Thursday, November 22, 2007

Thanks in Order



Air to breathe.

Water to drink.

Food.

Clothing.

Shelter.

Family.

Language.

Meaningful work.

Sanity.

Indoor plumbing.

As you can see, I've given this some thought. In the manner of a true obsessive-compulsive I consider these things daily and I am deeply aware of the importance of each.

It's only a start. The bare minimum. There are other things worth mentioning: freedom, good teeth, laptops, ability to move about, coffee, etc. etc.

Many years ago in the early 1970's at a Thanksgiving dinner at my grandmother's house, we were cleaning up afterwards. My grandfather had built the most marvelous kitchen. For example, they had a smooth-surface stovetop, and this was over thirty years ago, which my grand-dad had built into a brick-and-slate surround.



They had a huge old black cast-iron woodstove, an antique, which my grandmother used to slow-cook and bake and also just to warm their house on cold Catskill Mountain winter days. And did it ever.



Of course they also had all the usual modern appliances of the time: a regular gas oven, a nice big deep double sink, a microwave (those were a new thing back then,) the fridge and a storage freezer out in their garage-workshop. They had also kept an old ice-box which was probably new when F. Scott Fitzgerald was a little boy.
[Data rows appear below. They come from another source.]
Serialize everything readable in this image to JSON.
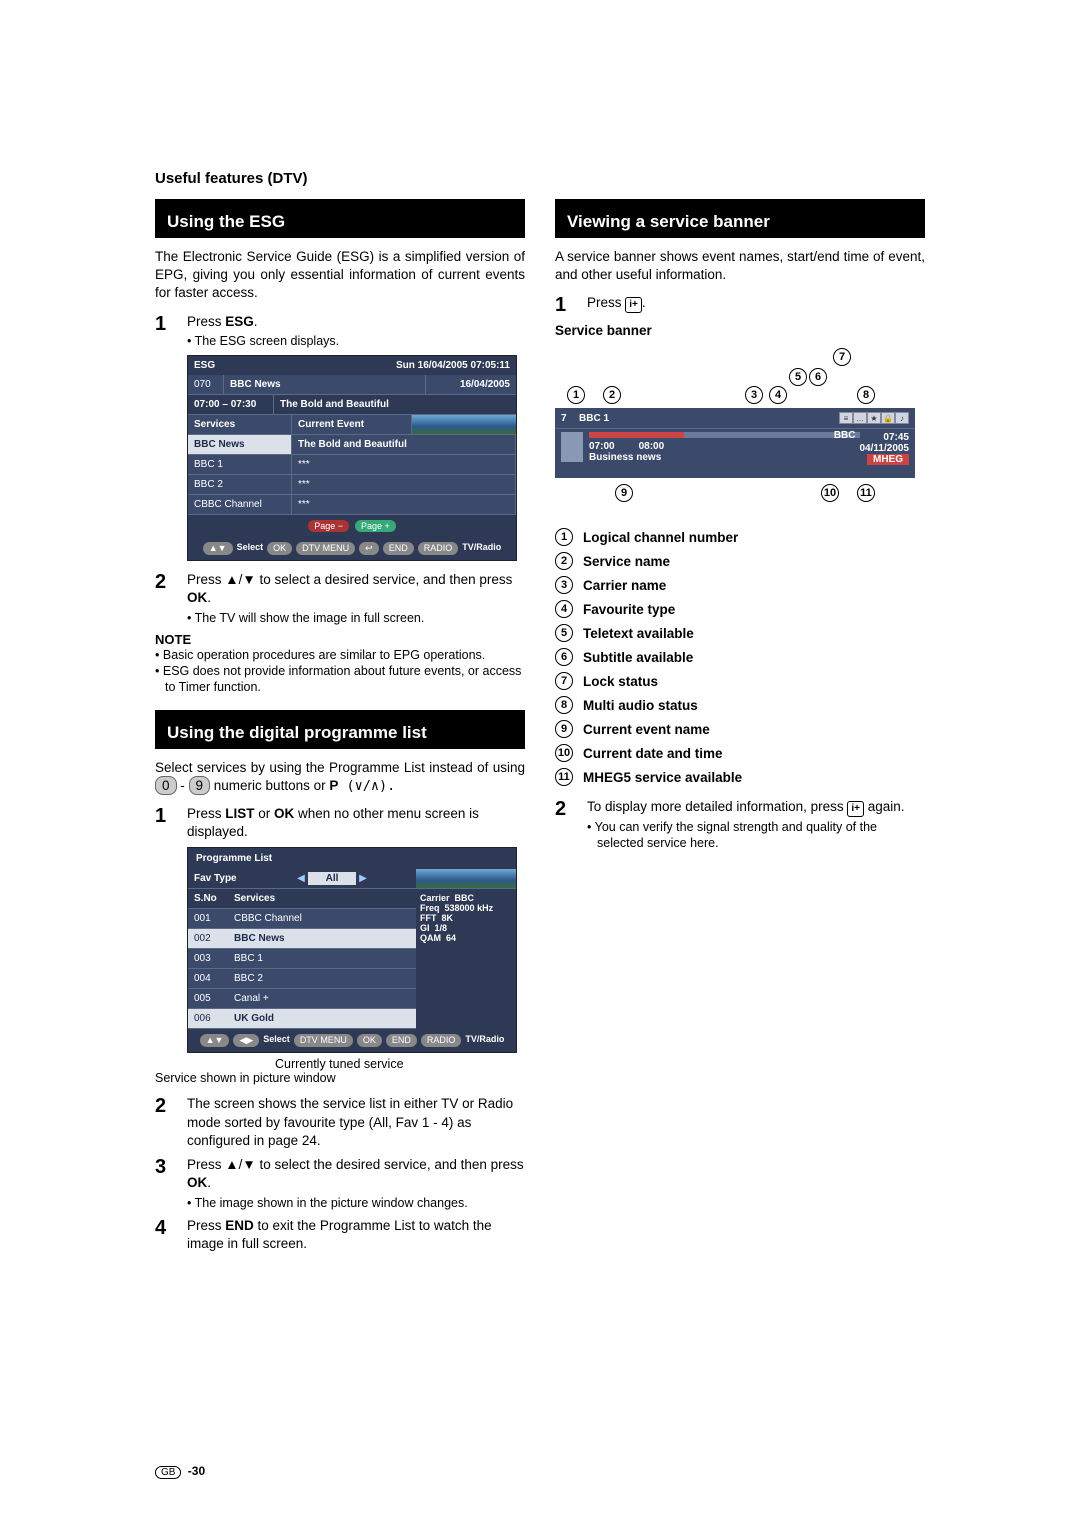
{
  "page": {
    "section_title": "Useful features (DTV)",
    "footer_page": "-30",
    "footer_region": "GB"
  },
  "left": {
    "h1": "Using the ESG",
    "intro": "The Electronic Service Guide (ESG) is a simplified version of EPG, giving you only essential information of current events for faster access.",
    "step1_label": "1",
    "step1_text_a": "Press ",
    "step1_text_b": "ESG",
    "step1_text_c": ".",
    "step1_sub": "The ESG screen displays.",
    "esg": {
      "title": "ESG",
      "datetime": "Sun  16/04/2005  07:05:11",
      "ch_no": "070",
      "ch_name": "BBC News",
      "date": "16/04/2005",
      "time_range": "07:00 – 07:30",
      "event_title": "The Bold and Beautiful",
      "col_services": "Services",
      "col_event": "Current Event",
      "rows": [
        {
          "s": "BBC News",
          "e": "The Bold and Beautiful"
        },
        {
          "s": "BBC 1",
          "e": "***"
        },
        {
          "s": "BBC 2",
          "e": "***"
        },
        {
          "s": "CBBC Channel",
          "e": "***"
        }
      ],
      "page_minus": "Page −",
      "page_plus": "Page +",
      "btn_select": "Select",
      "btn_ok": "OK",
      "btn_dtv": "DTV MENU",
      "btn_end": "END",
      "btn_radio": "RADIO",
      "btn_tvradio": "TV/Radio"
    },
    "step2_label": "2",
    "step2_text": "Press ▲/▼ to select a desired service, and then press ",
    "step2_ok": "OK",
    "step2_end": ".",
    "step2_sub": "The TV will show the image in full screen.",
    "note_h": "NOTE",
    "note1": "Basic operation procedures are similar to EPG operations.",
    "note2": "ESG does not provide information about future events, or access to Timer function.",
    "h2": "Using the digital programme list",
    "prog_intro_a": "Select services by using the Programme List instead of using ",
    "prog_intro_b": " numeric buttons or ",
    "prog_intro_c": "P",
    "prog_intro_d": " (∨/∧).",
    "zero": "0",
    "nine": "9",
    "pstep1_label": "1",
    "pstep1_a": "Press ",
    "pstep1_b": "LIST",
    "pstep1_c": " or ",
    "pstep1_d": "OK",
    "pstep1_e": " when no other menu screen is displayed.",
    "prog": {
      "title": "Programme List",
      "fav": "Fav Type",
      "all": "All",
      "col_sno": "S.No",
      "col_services": "Services",
      "rows": [
        {
          "n": "001",
          "s": "CBBC Channel"
        },
        {
          "n": "002",
          "s": "BBC News"
        },
        {
          "n": "003",
          "s": "BBC 1"
        },
        {
          "n": "004",
          "s": "BBC 2"
        },
        {
          "n": "005",
          "s": "Canal +"
        },
        {
          "n": "006",
          "s": "UK Gold"
        }
      ],
      "info": {
        "k1": "Carrier",
        "v1": "BBC",
        "k2": "Freq",
        "v2": "538000 kHz",
        "k3": "FFT",
        "v3": "8K",
        "k4": "GI",
        "v4": "1/8",
        "k5": "QAM",
        "v5": "64"
      },
      "btn_select": "Select",
      "btn_dtv": "DTV MENU",
      "btn_ok": "OK",
      "btn_end": "END",
      "btn_radio": "RADIO",
      "btn_tvradio": "TV/Radio"
    },
    "callout1": "Currently tuned service",
    "callout2": "Service shown in picture window",
    "pstep2_label": "2",
    "pstep2": "The screen shows the service list in either TV or Radio mode sorted by favourite type (All, Fav 1 - 4) as configured in page 24.",
    "pstep3_label": "3",
    "pstep3_a": "Press ▲/▼ to select the desired service, and then press ",
    "pstep3_b": "OK",
    "pstep3_c": ".",
    "pstep3_sub": "The image shown in the picture window changes.",
    "pstep4_label": "4",
    "pstep4_a": "Press ",
    "pstep4_b": "END",
    "pstep4_c": " to exit the Programme List to watch the image in full screen."
  },
  "right": {
    "h1": "Viewing a service banner",
    "intro": "A service banner shows event names, start/end time of event, and other useful information.",
    "step1_label": "1",
    "step1_a": "Press ",
    "step1_b": ".",
    "sb_h": "Service banner",
    "banner": {
      "ch_no": "7",
      "ch_name": "BBC 1",
      "carrier": "BBC",
      "t1": "07:00",
      "t2": "08:00",
      "event": "Business news",
      "endtime": "07:45",
      "date": "04/11/2005",
      "mheg": "MHEG"
    },
    "legend": {
      "l1": "Logical channel number",
      "l2": "Service name",
      "l3": "Carrier name",
      "l4": "Favourite type",
      "l5": "Teletext available",
      "l6": "Subtitle available",
      "l7": "Lock status",
      "l8": "Multi audio status",
      "l9": "Current event name",
      "l10": "Current date and time",
      "l11": "MHEG5 service available"
    },
    "step2_label": "2",
    "step2_a": "To display more detailed information, press ",
    "step2_b": " again.",
    "step2_sub": "You can verify the signal strength and quality of the selected service here."
  }
}
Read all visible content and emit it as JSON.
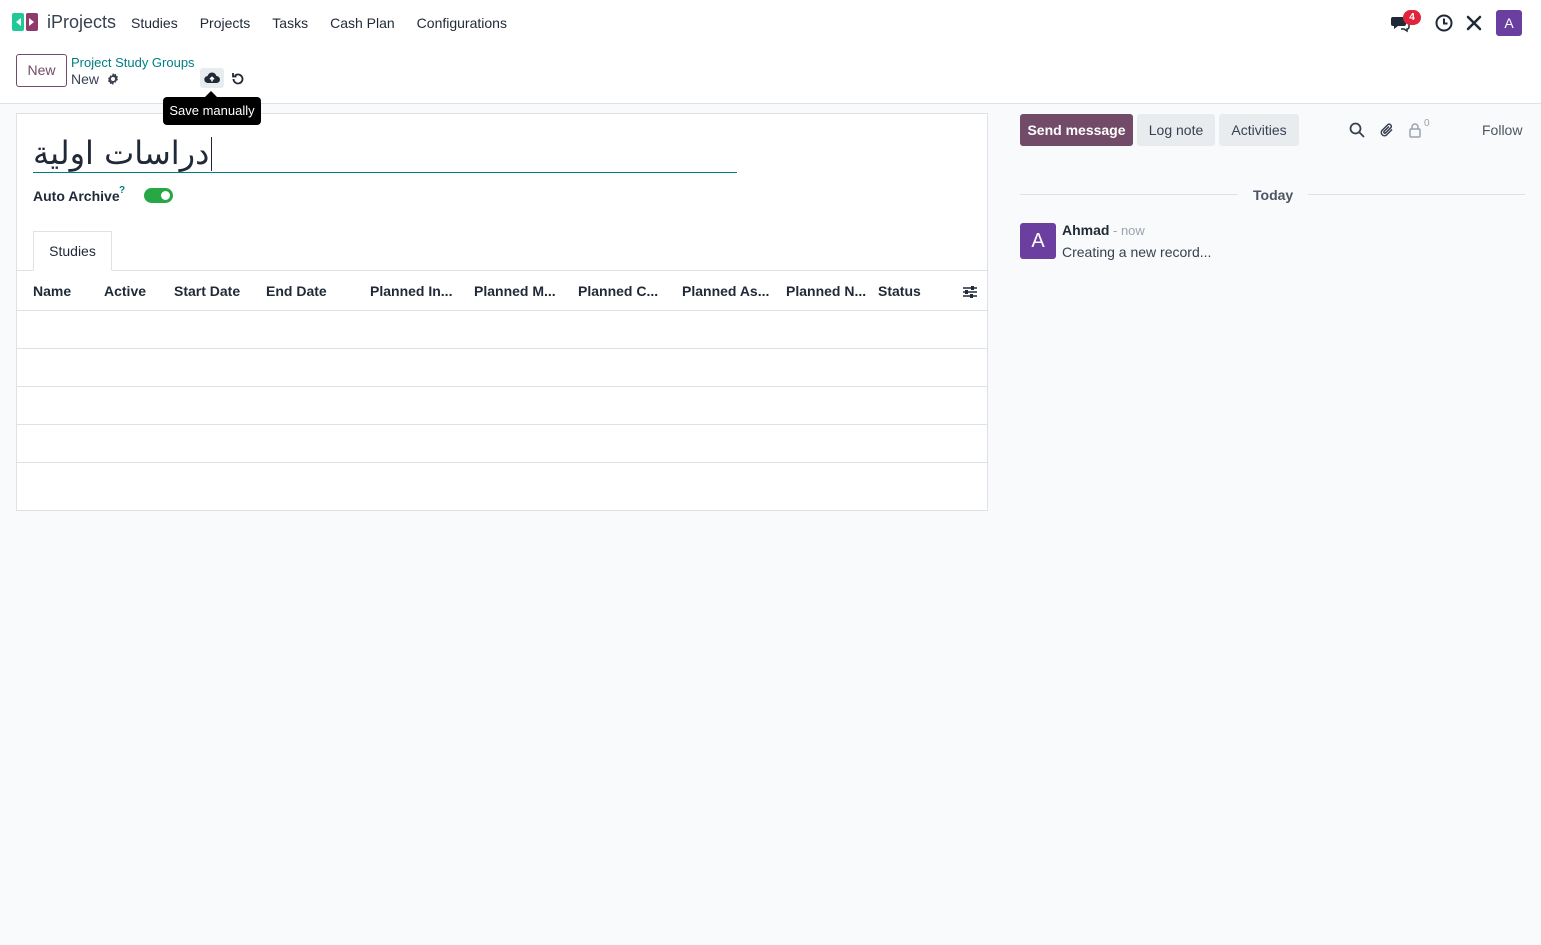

Funny, that. They used to have things that looked like very sharp horse-drawn plows which they employed to cut blocks of ice out of the frozen surface of the Hudson River. It was stored in a huge warehouse and packed in hay. This way the ice would keep all year round. An ice-man would deliver it to your home and put it in the bottom of your ice-box. Refridgeration without electricity.

My grandfather had a couple of these old ice-cutters out in his yard as ornaments. He had great collection of old tools.

Through sliding-glass doors the kitchen looked out and down the hill at a fabulous view of the Shokan valley and reservoir. Stunning, really. It was so interesting. I've never seen anything else like it; that kitchen, with its hundred years' worth of food technology all in one place, and so beautiful too.

So we were doing dishes and clearing the table while others retired. I asked my grandmother, who was born in the first decade of the last century, which of these kitchen goodies she liked the best.

She paused, then said "Running water," and pointed to the sink faucet.

3 comments:

may said...

p.s.

blogging. another thing to be thankful for...one of the little things that is free but with numerous benifits.

hope your thanksgiving was great :)

Ruth said...

On the porch in Covington, TN, we had one of those refrigerators, and deliveries of blocks of ice. And in the shed there was a cylinder with holes, inside another cylinder, lain on their sides, that agitated to do the wash.

I think I would tell my granddaughter the thing I like best is good air to breathe. But running water and indoor plumbing is very nice.

GingerJar said...

I lived with my grandparents near Idabel, OK when I was a little girl. We had no running water, and an out-house that faced the pasture...that had no door. I only used it when it was very necessary because I was afraid of the bull. We drew water to wash from the cistren and hauled drinking water from town in milk cans. We did have electricity...as my grandfather was very handy with those things. He had paid for county water...but the line was never extended the last three miles to his place. When I was a senior in high school they drilled a well...and two months later the county decided to extend the line. My grandmother was so proud of her white commode and washing machine.